“Hecha ingredientes buenos y vas a tener un resultado rico.”
En Truffelinos creemos profundamente en una sabiduría sencilla que heredamos de nuestras abuelas: “Hecha ingredientes buenos y vas a tener un resultado rico.” Ese principio guía todo lo que hacemos. Por eso, cuando hablamos de chocolate real, hablamos de una mezcla pura, honesta y hecha con respeto por el cacao colombiano y por quien lo disfruta.
Para entender nuestra magia, te contamos como son los pilares de nuestro chocolate real
Licor de cacao: el alma del chocolate
También llamado masa de cacao, es el corazón de todo chocolate real. Proviene de granos fermentados y molidos que liberan su carácter profundo: notas frutales, tostadas o florales según su origen. Es el ingrediente que define la personalidad de cada producto.
Manteca de cacao: suavidad natural
La manteca de cacao, o grasa de cacao, es la responsable de esa sensación sedosa que se derrite en la boca. No tiene sustitutos, es inigualable: su punto de fusión, 37 grados centígrados, es lo que hace que un chocolate se funda con delicadeza en las manos y en la boca.

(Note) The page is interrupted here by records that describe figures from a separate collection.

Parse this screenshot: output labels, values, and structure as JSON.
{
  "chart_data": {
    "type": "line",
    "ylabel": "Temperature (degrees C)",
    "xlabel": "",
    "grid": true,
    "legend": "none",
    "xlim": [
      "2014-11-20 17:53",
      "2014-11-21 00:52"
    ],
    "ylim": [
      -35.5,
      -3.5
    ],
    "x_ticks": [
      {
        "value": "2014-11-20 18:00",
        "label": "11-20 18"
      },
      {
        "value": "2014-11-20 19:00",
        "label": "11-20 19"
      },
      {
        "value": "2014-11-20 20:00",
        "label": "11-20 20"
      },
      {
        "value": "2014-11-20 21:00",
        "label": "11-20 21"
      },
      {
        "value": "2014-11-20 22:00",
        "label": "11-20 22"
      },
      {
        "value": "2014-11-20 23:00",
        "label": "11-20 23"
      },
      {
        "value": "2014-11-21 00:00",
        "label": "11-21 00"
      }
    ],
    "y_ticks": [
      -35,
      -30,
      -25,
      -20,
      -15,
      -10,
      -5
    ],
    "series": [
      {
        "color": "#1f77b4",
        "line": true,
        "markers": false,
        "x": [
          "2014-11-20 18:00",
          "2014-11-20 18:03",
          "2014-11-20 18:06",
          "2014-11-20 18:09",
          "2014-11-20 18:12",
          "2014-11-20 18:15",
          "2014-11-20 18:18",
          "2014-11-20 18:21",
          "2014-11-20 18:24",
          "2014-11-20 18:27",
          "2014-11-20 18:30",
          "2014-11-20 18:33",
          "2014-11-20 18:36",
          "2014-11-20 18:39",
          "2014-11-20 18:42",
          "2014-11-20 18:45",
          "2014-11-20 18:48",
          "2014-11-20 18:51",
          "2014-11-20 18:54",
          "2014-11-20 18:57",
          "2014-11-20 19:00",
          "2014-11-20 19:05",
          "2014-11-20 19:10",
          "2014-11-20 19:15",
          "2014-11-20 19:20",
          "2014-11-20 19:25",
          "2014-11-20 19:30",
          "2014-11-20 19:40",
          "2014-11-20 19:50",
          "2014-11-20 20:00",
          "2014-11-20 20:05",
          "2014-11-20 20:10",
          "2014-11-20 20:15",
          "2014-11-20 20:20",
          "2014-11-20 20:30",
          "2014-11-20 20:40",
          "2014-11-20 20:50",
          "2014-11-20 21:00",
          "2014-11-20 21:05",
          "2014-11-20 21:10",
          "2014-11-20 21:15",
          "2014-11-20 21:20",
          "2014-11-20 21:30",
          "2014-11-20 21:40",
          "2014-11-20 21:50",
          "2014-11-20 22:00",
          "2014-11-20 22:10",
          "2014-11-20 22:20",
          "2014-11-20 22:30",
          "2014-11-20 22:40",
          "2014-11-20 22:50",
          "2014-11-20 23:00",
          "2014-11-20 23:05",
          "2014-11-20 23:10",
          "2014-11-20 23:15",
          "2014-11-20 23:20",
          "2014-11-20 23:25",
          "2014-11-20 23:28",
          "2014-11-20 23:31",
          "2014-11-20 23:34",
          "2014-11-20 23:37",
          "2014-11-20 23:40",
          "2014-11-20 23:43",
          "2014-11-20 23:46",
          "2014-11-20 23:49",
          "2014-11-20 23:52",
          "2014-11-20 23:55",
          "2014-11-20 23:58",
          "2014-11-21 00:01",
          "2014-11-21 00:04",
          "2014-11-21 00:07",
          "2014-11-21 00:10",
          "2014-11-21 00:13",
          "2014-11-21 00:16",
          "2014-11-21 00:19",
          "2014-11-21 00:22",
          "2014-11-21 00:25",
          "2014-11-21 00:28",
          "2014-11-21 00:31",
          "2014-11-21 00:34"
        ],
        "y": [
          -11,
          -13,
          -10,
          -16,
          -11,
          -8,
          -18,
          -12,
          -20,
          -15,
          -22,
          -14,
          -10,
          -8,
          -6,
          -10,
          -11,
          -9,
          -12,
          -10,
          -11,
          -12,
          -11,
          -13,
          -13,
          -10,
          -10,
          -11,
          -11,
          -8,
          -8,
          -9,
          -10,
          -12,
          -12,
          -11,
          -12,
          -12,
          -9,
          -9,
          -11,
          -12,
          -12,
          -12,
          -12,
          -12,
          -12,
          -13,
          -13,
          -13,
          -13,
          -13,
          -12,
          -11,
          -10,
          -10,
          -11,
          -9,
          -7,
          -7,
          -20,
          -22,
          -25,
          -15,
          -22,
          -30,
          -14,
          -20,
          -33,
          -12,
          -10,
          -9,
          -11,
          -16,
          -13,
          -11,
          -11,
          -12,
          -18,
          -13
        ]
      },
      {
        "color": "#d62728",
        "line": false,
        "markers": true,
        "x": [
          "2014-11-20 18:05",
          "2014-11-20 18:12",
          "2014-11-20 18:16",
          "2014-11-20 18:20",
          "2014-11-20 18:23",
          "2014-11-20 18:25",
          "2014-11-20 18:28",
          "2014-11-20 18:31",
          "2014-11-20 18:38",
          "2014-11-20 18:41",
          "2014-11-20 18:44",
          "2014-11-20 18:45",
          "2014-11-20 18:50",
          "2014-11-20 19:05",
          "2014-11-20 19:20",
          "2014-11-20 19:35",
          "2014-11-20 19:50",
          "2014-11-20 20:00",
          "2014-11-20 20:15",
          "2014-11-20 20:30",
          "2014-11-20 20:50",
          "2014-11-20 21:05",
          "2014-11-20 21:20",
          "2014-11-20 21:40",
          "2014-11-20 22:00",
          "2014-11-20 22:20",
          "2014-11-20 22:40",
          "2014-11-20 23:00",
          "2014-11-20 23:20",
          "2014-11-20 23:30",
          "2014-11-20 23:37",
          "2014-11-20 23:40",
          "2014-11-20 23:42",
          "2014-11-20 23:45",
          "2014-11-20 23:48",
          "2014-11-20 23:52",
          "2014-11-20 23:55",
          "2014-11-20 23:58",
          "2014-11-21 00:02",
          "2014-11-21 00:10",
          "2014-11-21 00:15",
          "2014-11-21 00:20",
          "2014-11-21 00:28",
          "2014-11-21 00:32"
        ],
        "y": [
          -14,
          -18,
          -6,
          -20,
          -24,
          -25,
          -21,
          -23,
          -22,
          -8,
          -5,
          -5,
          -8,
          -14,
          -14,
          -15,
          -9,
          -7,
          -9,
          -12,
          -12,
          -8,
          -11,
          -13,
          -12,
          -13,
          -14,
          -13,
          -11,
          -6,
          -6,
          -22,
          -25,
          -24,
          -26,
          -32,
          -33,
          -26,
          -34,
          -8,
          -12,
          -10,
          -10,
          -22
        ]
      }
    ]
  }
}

¿Te suena familiar este número? 37 grados centígrados. Es la temperatura que las personas tenemos en la boca. Por este motivo el chocolate real se funde suavemente al comerlo. Por el contrario, las falsas imitaciones del chocolate se quedan desagradablemente pegadas a tu paladar.

Azúcar: equilibrio dulce, no exceso
El azúcar en un chocolate real no está ahí para esconder sabores, sino para resaltar el cacao. Su función es equilibrar, no dominar. Por eso usamos solo la cantidad necesaria para que cada nota del cacao brille.

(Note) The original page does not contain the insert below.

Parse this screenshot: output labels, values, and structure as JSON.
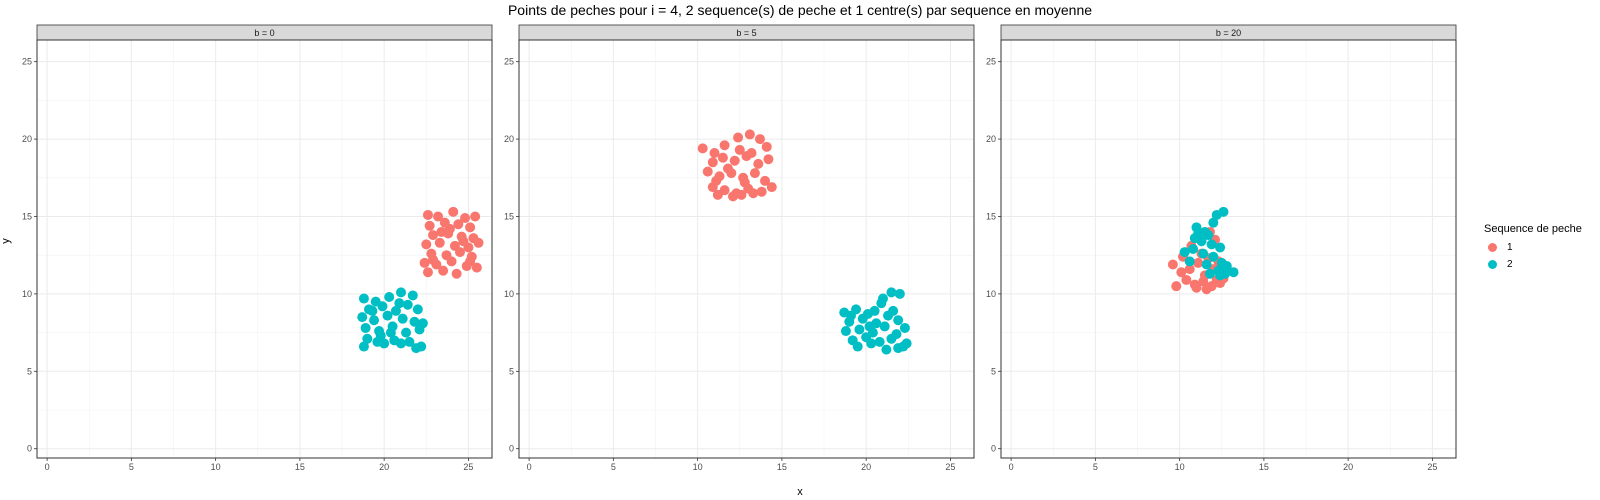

En Truffelinos no hay motivo para que te sientas «empalagado» con nuestros chocolates. Acompáñalos con un buen momento, no con un litro de agua.
Recuerda, los chocolates semi amargo o amargos, no contienen leche.

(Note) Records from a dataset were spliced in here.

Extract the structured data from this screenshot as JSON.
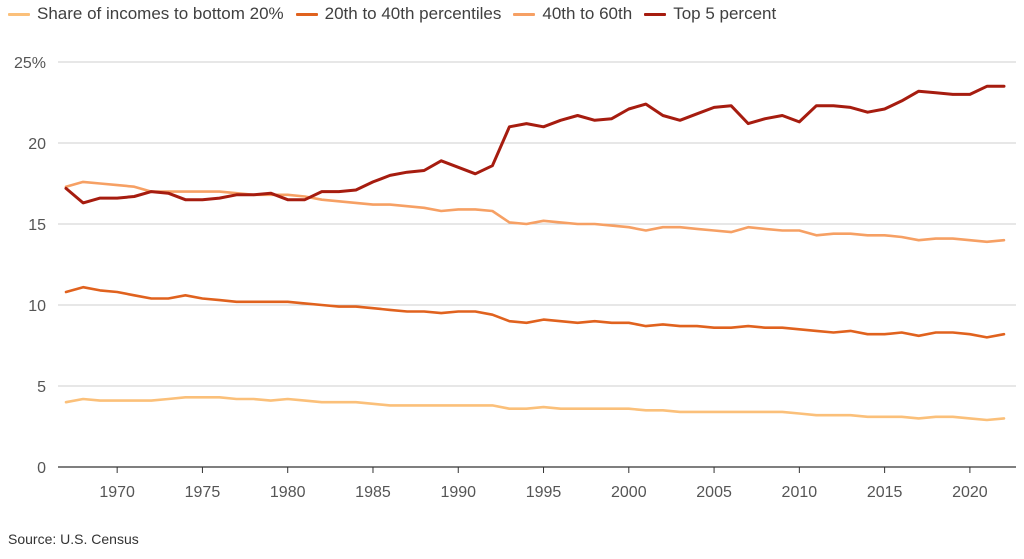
{
  "colors": {
    "bottom20": "#fbc07a",
    "p20to40": "#e0621e",
    "p40to60": "#f6a064",
    "top5": "#a61c0f"
  },
  "chart_data": {
    "type": "line",
    "title": "",
    "xlabel": "",
    "ylabel": "",
    "xlim": [
      1967,
      2022
    ],
    "ylim": [
      0,
      25
    ],
    "y_ticks": [
      0,
      5,
      10,
      15,
      20,
      25
    ],
    "y_tick_labels": [
      "0",
      "5",
      "10",
      "15",
      "20",
      "25%"
    ],
    "x_ticks": [
      1970,
      1975,
      1980,
      1985,
      1990,
      1995,
      2000,
      2005,
      2010,
      2015,
      2020
    ],
    "x_tick_labels": [
      "1970",
      "1975",
      "1980",
      "1985",
      "1990",
      "1995",
      "2000",
      "2005",
      "2010",
      "2015",
      "2020"
    ],
    "grid": "horizontal",
    "legend_position": "top-left",
    "x": [
      1967,
      1968,
      1969,
      1970,
      1971,
      1972,
      1973,
      1974,
      1975,
      1976,
      1977,
      1978,
      1979,
      1980,
      1981,
      1982,
      1983,
      1984,
      1985,
      1986,
      1987,
      1988,
      1989,
      1990,
      1991,
      1992,
      1993,
      1994,
      1995,
      1996,
      1997,
      1998,
      1999,
      2000,
      2001,
      2002,
      2003,
      2004,
      2005,
      2006,
      2007,
      2008,
      2009,
      2010,
      2011,
      2012,
      2013,
      2014,
      2015,
      2016,
      2017,
      2018,
      2019,
      2020,
      2021,
      2022
    ],
    "series": [
      {
        "name": "Share of incomes to bottom 20%",
        "color_key": "bottom20",
        "values": [
          4.0,
          4.2,
          4.1,
          4.1,
          4.1,
          4.1,
          4.2,
          4.3,
          4.3,
          4.3,
          4.2,
          4.2,
          4.1,
          4.2,
          4.1,
          4.0,
          4.0,
          4.0,
          3.9,
          3.8,
          3.8,
          3.8,
          3.8,
          3.8,
          3.8,
          3.8,
          3.6,
          3.6,
          3.7,
          3.6,
          3.6,
          3.6,
          3.6,
          3.6,
          3.5,
          3.5,
          3.4,
          3.4,
          3.4,
          3.4,
          3.4,
          3.4,
          3.4,
          3.3,
          3.2,
          3.2,
          3.2,
          3.1,
          3.1,
          3.1,
          3.0,
          3.1,
          3.1,
          3.0,
          2.9,
          3.0
        ]
      },
      {
        "name": "20th to 40th percentiles",
        "color_key": "p20to40",
        "values": [
          10.8,
          11.1,
          10.9,
          10.8,
          10.6,
          10.4,
          10.4,
          10.6,
          10.4,
          10.3,
          10.2,
          10.2,
          10.2,
          10.2,
          10.1,
          10.0,
          9.9,
          9.9,
          9.8,
          9.7,
          9.6,
          9.6,
          9.5,
          9.6,
          9.6,
          9.4,
          9.0,
          8.9,
          9.1,
          9.0,
          8.9,
          9.0,
          8.9,
          8.9,
          8.7,
          8.8,
          8.7,
          8.7,
          8.6,
          8.6,
          8.7,
          8.6,
          8.6,
          8.5,
          8.4,
          8.3,
          8.4,
          8.2,
          8.2,
          8.3,
          8.1,
          8.3,
          8.3,
          8.2,
          8.0,
          8.2
        ]
      },
      {
        "name": "40th to 60th",
        "color_key": "p40to60",
        "values": [
          17.3,
          17.6,
          17.5,
          17.4,
          17.3,
          17.0,
          17.0,
          17.0,
          17.0,
          17.0,
          16.9,
          16.8,
          16.8,
          16.8,
          16.7,
          16.5,
          16.4,
          16.3,
          16.2,
          16.2,
          16.1,
          16.0,
          15.8,
          15.9,
          15.9,
          15.8,
          15.1,
          15.0,
          15.2,
          15.1,
          15.0,
          15.0,
          14.9,
          14.8,
          14.6,
          14.8,
          14.8,
          14.7,
          14.6,
          14.5,
          14.8,
          14.7,
          14.6,
          14.6,
          14.3,
          14.4,
          14.4,
          14.3,
          14.3,
          14.2,
          14.0,
          14.1,
          14.1,
          14.0,
          13.9,
          14.0
        ]
      },
      {
        "name": "Top 5 percent",
        "color_key": "top5",
        "values": [
          17.2,
          16.3,
          16.6,
          16.6,
          16.7,
          17.0,
          16.9,
          16.5,
          16.5,
          16.6,
          16.8,
          16.8,
          16.9,
          16.5,
          16.5,
          17.0,
          17.0,
          17.1,
          17.6,
          18.0,
          18.2,
          18.3,
          18.9,
          18.5,
          18.1,
          18.6,
          21.0,
          21.2,
          21.0,
          21.4,
          21.7,
          21.4,
          21.5,
          22.1,
          22.4,
          21.7,
          21.4,
          21.8,
          22.2,
          22.3,
          21.2,
          21.5,
          21.7,
          21.3,
          22.3,
          22.3,
          22.2,
          21.9,
          22.1,
          22.6,
          23.2,
          23.1,
          23.0,
          23.0,
          23.5,
          23.5
        ]
      }
    ]
  },
  "source": "Source: U.S. Census"
}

Leche en polvo: cremosidad auténtica
Aplica solamente, en los chocolates de leche, la leche en polvo agrega suavidad, calidez y un toque de dulzura natural. Combina con el cacao como un abrazo cálido: envolvente y familiar.
Vainilla: un susurro aromático
La vainilla se usa en cantidades mínimas, como un acento. No busca robar protagonismo, solo acompañar al cacao con elegancia.
En Truffelinos Leche, azúcar y cacao colombianos se integran creando chocolate que une sabores y corazones.